Tesserae also picks RAGAnything's construction-time parser from the actual routing distribution (most-common picked parser wins) rather than from --raganything-parser directly. This avoids the failure mode where RAGAnything.__init__ tries to initialize a heavy parser (e.g. mineru) whose model weights aren't yet on disk and brick the entire run before per-call parser= overrides can take effect. The --raganything-parser flag still controls the default for non-text, non-Office sources (PDFs, images).

Parser packages

The compile-time parse path uses docling.DocumentConverter directly for every non-text source; install it once and you're covered:

Parser	Install command
`docling` (compile-time default for everything except native text)	bundled when you run `--with-raganything --install-raganything` (or `pip install docling` standalone)
`paddleocr` (optional OCR alternative)	`pip install 'raganything[paddleocr]>=1.3.0'` and `pip install paddlepaddle` (platform-specific wheel)

Note: mineru is currently not invoked at compile-time. The compile path bypasses RAG-Anything's full pipeline (which would require LLM/embedding/vision callables) and routes every non-text source through docling directly. MinerU support is reserved for a future direct-import path that ingests an externally-produced content_list.json.

When a configured parser is missing, refresh-raganything bails fast — listing every missing parser in a single error with the right install command — instead of cascading per-file failures.

Every detail page (concept, paper, repo, synthesis, entity, topic, question, source) includes an inline "ask about this page" widget. It POSTs to /api/ask on the local tesserae project serve instance, which calls tesserae.query.ask_project and renders the answer inline. The widget prepends the current page's node name to the user's question as a natural-language context hint (e.g. ` About <NodeName>: <question> ); a future PR can wire real subgraph scoping into ask_project` itself.
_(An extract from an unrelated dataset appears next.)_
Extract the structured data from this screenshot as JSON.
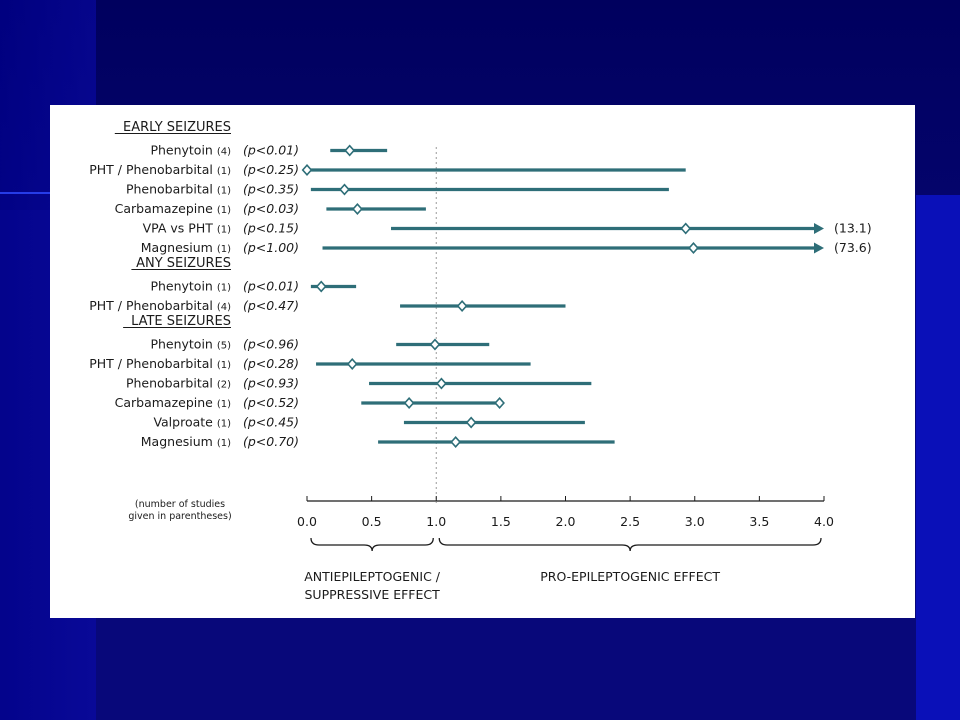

The widget detects backend availability via /api/ask/health on load. When the wiki is served statically (GitHub Pages, file://, S3, any plain static host) the widget collapses to a one-line note pointing readers at tesserae project serve for local interactive use. No requests fail and nothing blocks page rendering — the widget is a deferred JS island, separate from the heavier graph bundle.

Pair this with the multi-project registry (tesserae wiki register) and you can ask any registered project's wiki from any of its detail pages.

Collaboration principle

Tesserae remains the memory compiler. RAG-Anything remains an independent companion: a multimodal parser + LightRAG retrieval engine.